One by one, each told us powerful stories of shared mission work in which we, The Episcopal Church, have participated with them. They spoke of the strength of our relationships between their provinces and ours, and they expressed profound affection and commitment to our futures together.
The final speaker was Jenny Te Paa, from New Zealand. She is a member of the indigenous people--the equivalent of a Native American to us--and step by step, she explained her experience of serving on the committee that (unless I'm mistaken) eventually produced the Windsor Report. Even if I have that bit wrong, she spoke of how difficult it was for people outside the Episcopal Church to grasp the ways in which we as Episcopalians make decisions, when we are in Convention together. She spoke of how that lack of understanding has resulted in painful and unnecessary treatment of our Presiding Bishop, and how when viewed in its proper perspective, our polity is "formidable."
She used the word "formidable" not in the sense of oppressive or scary, but rather in, I believe, in the French sense--more akin to "fabulous" or "wonderful." Our process is complex, deliberate, and detailed. We pay excruciating attention to ensuring that all proper forms are observed, yet that exquisite web of procedure creates a stage of compassion and generosity. While it isn't easy to follow the steps, all of our decision making is done in the light of day, open to all the world to observe.
Te Paa went on to assure us of our bonds of affection in what she referred to as "the TRUE global South," and enumerated our treasures we have shared with the rest of the Communion. She encouraged us not to feel bad about ourselves, and to move forward with confidence.
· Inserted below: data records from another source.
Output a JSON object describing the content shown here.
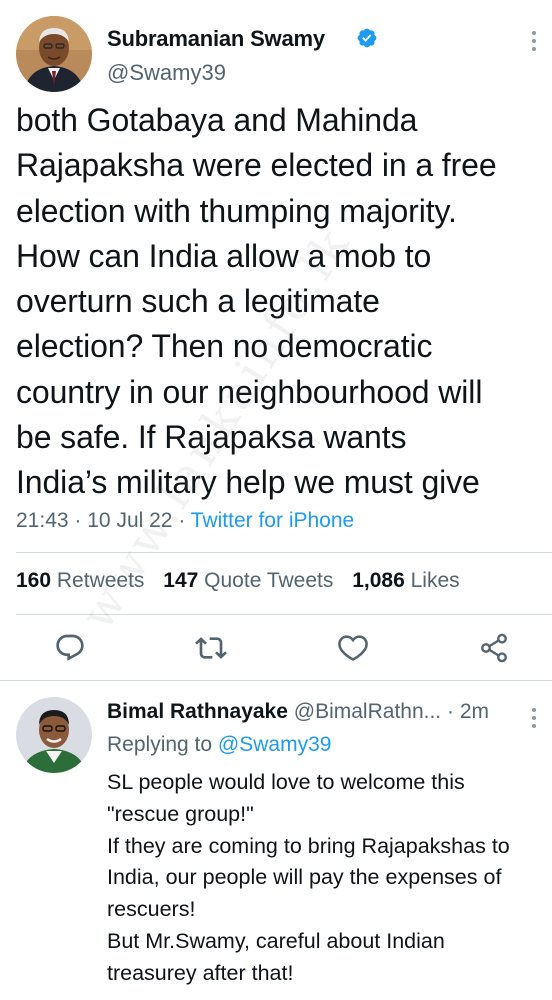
{
  "tweet": {
    "author_name": "Subramanian Swamy",
    "handle": "@Swamy39",
    "text_lines": [
      "both Gotabaya and Mahinda",
      "Rajapaksha were elected in a free",
      "election with thumping majority.",
      "How can India allow a mob to",
      "overturn such a  legitimate",
      "election? Then no democratic",
      "country in our neighbourhood will",
      "be safe. If Rajapaksa wants",
      "India’s military help we must give"
    ],
    "time": "21:43",
    "date": "10 Jul 22",
    "separator": "·",
    "source": "Twitter for iPhone",
    "stats": {
      "retweets_count": "160",
      "retweets_label": "Retweets",
      "quotes_count": "147",
      "quotes_label": "Quote Tweets",
      "likes_count": "1,086",
      "likes_label": "Likes"
    },
    "actions": [
      "reply-icon",
      "retweet-icon",
      "like-icon",
      "share-icon"
    ]
  },
  "reply": {
    "author_name": "Bimal Rathnayake",
    "handle": "@BimalRathn...",
    "separator": "·",
    "time_ago": "2m",
    "replying_to_label": "Replying to",
    "replying_to_handle": "@Swamy39",
    "text_lines": [
      "SL people would love to welcome this",
      "\"rescue group!\"",
      "If they are coming to bring Rajapakshas to",
      "India, our people will pay the expenses of",
      "rescuers!",
      "But Mr.Swamy, careful about Indian",
      "treasurey after that!"
    ]
  },
  "watermark": "www.lankainfo.lk",
  "colors": {
    "accent": "#1d9bf0",
    "secondary_text": "#536471",
    "primary_text": "#0f1419",
    "divider": "#cfd9de"
  }
}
All together, our visitors told us not to worry about our relationships with the other provinces of the Anglican Communion, while the decisions we make do affect the rest of the Communion, that speaking for their own six provinces, we should not fear that we are in danger of losing one another.
The overall effect, at least as far as I can tell, has been an overwhelming sense of relief and relaxation. It feels good, and for myself, I give thanks to God for their willingness to come stand with us.